Arrependimento? Nada disso. Para Lägerback, a experiência foi proveitosa e não mudou muito sua forma de trabalho. "Para ser honesto, não há diferença para o jeito como as coisas são agora. A parceria que eu tenho com Roland é muito parecida com a que eu tinha com Tommy em termos práticos. Nunca tive problemas com esta situação, nem preciso ter o título de 'número um'. Mas Roland prefere o título de assistente técnico. Eu estaria perfeitamente feliz em tê-lo como co-treinador, da mesma forma que Tommy e eu éramos", disse, em entrevista publicada pelo site da Fifa em 2007.

Com a dupla formada por Lagerbäck e Andersson, a Suécia foi à Copa do Mundo de 2006 (caiu nas oitavas de final) e à Eurocopa de 2008 (caiu na fase de grupos). Entretanto, em 2009, a equipe fez uma fraca campanha nas eliminatórias para a Copa de 2010 e acabou eliminada. Lagerbäck então deixou o cargo, sendo substituído por Erik Hámren.

A vida pós-Suécia

Em 2010, Lars Lagerbäck recebeu uma oferta para assumir a seleção da Nigéria que disputaria a Copa do Mundo de 2010. Aceitou, sem um co-treinador, mas os nigerianos decepcionaram na África do Sul: um ponto em três jogos e a eliminação prematura. Pior: o técnico foi acusado de subornar dirigentes nigerianos e, para evitar um maior desgaste, decidiu fazer as malas.

Rick Bowmer/AP Photo
Sem 'co-treinador', Lagerbäck comandou Nigéria na Copa do Mundo de 2010

Na época, o sueco tinha a opção de renovar com a Nigéria e ainda era cotado para assumir a seleção do País de Gales. Mesmo assim, esperou por uma oferta que o satisfizesse. Ela chegou em outubro de 2011: assumir a seleção da Islândia, país que jamais havia disputado um grande torneio com sua seleção principal masculina.

Na chegada de Lagerbäck, a Associação de Futebol da Islândia (KSI) contratou também Heimir Hallgrímsson (então treinador do ÍBV, clube local) para ser seu assistente técnico. Este quadro permaneceu inalterado até 2013, quando a KSI renovou os contratos da comissão técnica; desta vez, porém, com uma dupla de treinador: Lagerbäck e Hallgrímsson.

Com a dupla, a Islândia fez história. Chegou à repescagem da Copa do Mundo de 2014, e só não veio ao Brasil porque perdeu a vaga para a Croácia.

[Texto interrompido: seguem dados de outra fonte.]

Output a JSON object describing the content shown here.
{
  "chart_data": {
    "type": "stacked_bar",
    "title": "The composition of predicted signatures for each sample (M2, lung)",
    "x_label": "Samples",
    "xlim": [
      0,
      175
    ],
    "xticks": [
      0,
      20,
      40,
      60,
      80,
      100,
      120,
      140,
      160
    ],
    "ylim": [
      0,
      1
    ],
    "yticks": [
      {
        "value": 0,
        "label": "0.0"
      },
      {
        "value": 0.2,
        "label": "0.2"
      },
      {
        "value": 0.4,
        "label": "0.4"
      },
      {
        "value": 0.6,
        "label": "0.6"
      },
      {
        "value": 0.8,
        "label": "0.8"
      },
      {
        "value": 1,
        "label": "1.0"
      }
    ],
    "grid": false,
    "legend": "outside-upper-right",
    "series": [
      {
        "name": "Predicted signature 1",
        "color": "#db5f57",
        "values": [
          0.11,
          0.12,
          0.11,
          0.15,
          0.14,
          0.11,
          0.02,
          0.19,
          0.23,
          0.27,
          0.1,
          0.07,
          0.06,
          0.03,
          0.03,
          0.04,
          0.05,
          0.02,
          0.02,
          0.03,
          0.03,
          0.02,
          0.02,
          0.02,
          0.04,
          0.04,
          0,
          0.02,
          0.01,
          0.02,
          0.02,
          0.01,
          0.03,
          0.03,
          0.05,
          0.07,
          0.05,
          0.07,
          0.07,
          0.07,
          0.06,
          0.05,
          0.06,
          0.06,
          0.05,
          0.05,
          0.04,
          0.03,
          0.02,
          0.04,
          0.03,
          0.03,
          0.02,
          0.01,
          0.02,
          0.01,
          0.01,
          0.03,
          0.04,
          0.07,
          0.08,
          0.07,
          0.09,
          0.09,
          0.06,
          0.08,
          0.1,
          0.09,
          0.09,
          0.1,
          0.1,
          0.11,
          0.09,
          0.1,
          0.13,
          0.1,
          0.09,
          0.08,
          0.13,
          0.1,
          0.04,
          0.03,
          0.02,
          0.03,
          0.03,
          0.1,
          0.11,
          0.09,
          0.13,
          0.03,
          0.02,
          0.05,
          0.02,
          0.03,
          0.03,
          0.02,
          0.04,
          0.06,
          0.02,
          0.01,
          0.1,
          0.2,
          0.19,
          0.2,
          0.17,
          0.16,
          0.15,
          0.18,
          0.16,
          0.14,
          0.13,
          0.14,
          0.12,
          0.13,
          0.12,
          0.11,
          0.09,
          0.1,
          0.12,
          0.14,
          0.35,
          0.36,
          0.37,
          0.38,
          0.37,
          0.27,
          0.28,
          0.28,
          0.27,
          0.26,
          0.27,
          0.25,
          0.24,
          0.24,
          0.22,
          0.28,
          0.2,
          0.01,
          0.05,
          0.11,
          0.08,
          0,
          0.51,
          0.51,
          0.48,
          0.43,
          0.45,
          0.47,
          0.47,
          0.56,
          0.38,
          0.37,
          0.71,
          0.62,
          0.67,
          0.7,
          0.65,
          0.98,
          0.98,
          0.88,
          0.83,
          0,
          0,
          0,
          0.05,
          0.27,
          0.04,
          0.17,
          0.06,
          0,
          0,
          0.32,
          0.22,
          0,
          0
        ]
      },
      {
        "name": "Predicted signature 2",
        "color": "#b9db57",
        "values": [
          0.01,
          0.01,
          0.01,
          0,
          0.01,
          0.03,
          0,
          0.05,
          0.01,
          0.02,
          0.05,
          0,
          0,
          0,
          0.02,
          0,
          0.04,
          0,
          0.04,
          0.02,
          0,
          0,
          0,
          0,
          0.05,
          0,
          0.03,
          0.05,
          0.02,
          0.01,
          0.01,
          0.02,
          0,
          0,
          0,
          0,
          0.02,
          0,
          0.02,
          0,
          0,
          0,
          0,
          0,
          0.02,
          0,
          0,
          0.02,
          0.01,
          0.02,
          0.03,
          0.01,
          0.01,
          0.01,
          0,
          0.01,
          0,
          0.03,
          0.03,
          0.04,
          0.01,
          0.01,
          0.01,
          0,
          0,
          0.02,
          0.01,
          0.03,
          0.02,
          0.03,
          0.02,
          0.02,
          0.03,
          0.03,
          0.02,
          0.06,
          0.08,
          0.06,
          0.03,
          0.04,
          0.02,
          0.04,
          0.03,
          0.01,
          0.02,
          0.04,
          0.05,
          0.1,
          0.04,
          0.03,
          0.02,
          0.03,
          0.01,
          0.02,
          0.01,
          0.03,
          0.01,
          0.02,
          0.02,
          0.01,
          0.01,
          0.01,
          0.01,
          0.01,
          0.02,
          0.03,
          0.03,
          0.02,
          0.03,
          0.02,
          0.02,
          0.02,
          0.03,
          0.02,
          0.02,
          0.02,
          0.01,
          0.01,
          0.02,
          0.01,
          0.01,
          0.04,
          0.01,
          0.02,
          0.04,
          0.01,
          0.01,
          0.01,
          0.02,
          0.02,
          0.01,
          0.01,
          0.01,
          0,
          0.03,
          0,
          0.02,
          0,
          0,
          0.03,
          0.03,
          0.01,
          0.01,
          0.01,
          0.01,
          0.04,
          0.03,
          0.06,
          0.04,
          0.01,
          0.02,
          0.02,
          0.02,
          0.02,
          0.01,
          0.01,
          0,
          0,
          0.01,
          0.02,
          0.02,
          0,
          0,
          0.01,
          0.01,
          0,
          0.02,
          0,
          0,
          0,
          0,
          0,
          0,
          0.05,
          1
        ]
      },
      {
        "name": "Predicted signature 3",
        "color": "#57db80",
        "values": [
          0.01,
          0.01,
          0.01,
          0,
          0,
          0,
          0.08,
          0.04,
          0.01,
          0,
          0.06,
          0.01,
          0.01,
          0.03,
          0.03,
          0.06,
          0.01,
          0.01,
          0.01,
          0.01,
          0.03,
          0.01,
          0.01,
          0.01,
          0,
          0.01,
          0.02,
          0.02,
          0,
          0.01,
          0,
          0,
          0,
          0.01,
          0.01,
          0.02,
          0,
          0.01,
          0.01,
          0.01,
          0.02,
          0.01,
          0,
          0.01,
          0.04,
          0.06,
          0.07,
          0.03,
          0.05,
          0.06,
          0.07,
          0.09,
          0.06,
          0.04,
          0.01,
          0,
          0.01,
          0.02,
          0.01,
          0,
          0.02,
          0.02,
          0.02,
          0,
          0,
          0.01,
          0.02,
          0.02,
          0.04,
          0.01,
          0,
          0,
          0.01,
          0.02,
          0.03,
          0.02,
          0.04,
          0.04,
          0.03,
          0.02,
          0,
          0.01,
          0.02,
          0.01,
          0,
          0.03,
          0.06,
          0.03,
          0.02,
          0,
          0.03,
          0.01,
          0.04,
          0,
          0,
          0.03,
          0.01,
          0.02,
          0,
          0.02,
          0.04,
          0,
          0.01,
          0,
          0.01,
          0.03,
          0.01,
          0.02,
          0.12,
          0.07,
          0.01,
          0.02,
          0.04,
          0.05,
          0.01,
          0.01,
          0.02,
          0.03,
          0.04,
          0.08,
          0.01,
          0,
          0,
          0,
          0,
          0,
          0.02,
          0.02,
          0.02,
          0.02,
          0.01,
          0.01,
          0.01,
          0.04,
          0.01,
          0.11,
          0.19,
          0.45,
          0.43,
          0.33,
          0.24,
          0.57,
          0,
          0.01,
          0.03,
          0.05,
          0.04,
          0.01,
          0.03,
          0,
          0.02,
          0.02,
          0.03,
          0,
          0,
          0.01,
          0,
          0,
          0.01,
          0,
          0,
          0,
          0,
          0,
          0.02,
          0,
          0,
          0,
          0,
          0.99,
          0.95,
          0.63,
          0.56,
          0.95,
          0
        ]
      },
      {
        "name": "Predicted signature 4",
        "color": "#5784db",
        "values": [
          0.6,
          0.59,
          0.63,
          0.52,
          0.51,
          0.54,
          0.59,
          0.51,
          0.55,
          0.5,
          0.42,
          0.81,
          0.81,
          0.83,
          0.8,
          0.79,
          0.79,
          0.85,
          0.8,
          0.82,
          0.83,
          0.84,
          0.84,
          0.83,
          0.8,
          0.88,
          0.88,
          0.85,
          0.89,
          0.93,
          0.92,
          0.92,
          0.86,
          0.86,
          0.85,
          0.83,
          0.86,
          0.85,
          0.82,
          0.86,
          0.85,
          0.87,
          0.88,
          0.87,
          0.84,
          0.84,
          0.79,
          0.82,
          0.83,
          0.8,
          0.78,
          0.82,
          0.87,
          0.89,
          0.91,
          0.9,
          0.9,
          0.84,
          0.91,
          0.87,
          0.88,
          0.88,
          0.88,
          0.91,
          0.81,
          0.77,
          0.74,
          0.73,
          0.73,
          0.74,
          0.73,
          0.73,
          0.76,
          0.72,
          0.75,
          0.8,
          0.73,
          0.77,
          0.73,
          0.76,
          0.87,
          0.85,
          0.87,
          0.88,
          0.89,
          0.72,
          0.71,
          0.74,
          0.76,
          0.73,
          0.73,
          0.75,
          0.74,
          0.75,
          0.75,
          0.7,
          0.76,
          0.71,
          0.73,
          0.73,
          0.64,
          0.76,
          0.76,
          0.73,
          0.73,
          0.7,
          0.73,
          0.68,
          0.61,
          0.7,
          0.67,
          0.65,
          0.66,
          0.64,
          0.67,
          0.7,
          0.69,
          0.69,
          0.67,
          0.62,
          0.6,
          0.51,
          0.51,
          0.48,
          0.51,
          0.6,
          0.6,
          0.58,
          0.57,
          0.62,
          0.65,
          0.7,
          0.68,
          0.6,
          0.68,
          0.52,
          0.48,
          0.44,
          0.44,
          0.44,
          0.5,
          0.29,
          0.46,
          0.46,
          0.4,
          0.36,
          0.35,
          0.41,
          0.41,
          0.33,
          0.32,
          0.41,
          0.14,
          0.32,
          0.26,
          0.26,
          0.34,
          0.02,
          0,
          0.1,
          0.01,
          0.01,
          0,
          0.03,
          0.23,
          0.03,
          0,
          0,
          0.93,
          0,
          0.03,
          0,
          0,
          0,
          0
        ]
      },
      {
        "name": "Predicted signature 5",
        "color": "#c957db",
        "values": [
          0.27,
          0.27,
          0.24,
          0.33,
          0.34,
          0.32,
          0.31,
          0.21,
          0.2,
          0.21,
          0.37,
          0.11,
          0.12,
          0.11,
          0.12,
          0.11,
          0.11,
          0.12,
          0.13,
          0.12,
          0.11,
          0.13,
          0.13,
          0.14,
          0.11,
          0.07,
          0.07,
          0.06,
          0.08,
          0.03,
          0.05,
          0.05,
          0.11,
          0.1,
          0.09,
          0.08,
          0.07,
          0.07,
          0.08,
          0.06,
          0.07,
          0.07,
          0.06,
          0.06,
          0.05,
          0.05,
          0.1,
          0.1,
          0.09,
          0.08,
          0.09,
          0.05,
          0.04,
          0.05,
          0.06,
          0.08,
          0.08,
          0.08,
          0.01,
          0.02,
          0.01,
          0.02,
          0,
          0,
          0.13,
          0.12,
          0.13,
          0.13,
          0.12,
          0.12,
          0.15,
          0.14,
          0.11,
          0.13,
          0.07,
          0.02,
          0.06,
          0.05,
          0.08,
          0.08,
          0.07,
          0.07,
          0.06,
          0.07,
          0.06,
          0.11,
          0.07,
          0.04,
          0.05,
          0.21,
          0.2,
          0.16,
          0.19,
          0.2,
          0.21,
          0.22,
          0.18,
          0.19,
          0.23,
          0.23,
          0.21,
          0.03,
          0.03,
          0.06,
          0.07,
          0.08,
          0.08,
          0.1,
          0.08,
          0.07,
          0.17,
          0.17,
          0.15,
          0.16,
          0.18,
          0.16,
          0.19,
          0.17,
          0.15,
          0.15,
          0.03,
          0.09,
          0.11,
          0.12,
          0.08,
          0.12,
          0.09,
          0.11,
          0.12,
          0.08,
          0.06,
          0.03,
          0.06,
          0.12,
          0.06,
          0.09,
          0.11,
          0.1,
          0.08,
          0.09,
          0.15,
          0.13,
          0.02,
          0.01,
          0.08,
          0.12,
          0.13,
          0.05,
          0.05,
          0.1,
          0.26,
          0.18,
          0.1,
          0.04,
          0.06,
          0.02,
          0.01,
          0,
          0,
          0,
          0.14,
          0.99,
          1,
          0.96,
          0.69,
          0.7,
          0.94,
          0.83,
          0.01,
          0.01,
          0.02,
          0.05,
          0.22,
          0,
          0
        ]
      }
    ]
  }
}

Depois, em 2016, garantiu vaga na Eurocopa e passou pela fase de grupos, chegando às oitavas de final. Pouco? Não para um país de 330 mil habitantes - população equivalente à de cidades como Vitória da Conquista (BA), Franca (SP), Ponta Grossa (PR) ou Blumenau (SC).

Filip Horvat/AP Photo
Lars Lagerbäck assumiu a Islândia em 2011
O segredo para este sucesso? Para Lagerbäck, é fazer o trabalho da maneira mais simples possível. Com a responsabilidade dividida, cada co-treinador pode se concentrar em passar aos jogadores o que sabe de melhor, deixando ao companheiro a tarefa de completar o trabalho.

"O mais importante para preparar uma partida é o que se faz no treinamento. Se conservamos nossa organização e os jogadores sabem exatamente o que têm que fazer, então jogam com confiança e podem realizar grandes coisas", disse o sueco, em declarações divulgadas pelo jornal espanhol Sport.

Antes das oitavas de final da Eurocopa contra a Inglaterra, Lagerbäck e Hallgrímsson conversaram com seus jogadores. Na conversa, reproduziram uma máxima de Albert Einstein para indicar o caminho das pedras contra os ingleses: "Se você não pode explicar uma coisa de maneira simples, é porque não a compreendeu bem".

Lagerbäck já anunciou que deixa a seleção da Islândia tão logo termine sua participação na Euro 2016 - seja com queda nas oitavas, seja com o título. O cargo será ocupado, em tese, apenas por Hallgrímsson. E o sueco vai procurar uma nova oportunidade de trabalho - e se alguém se habilitar a trabalhar com dois treinadores, as chances de um acordo com ele são maiores.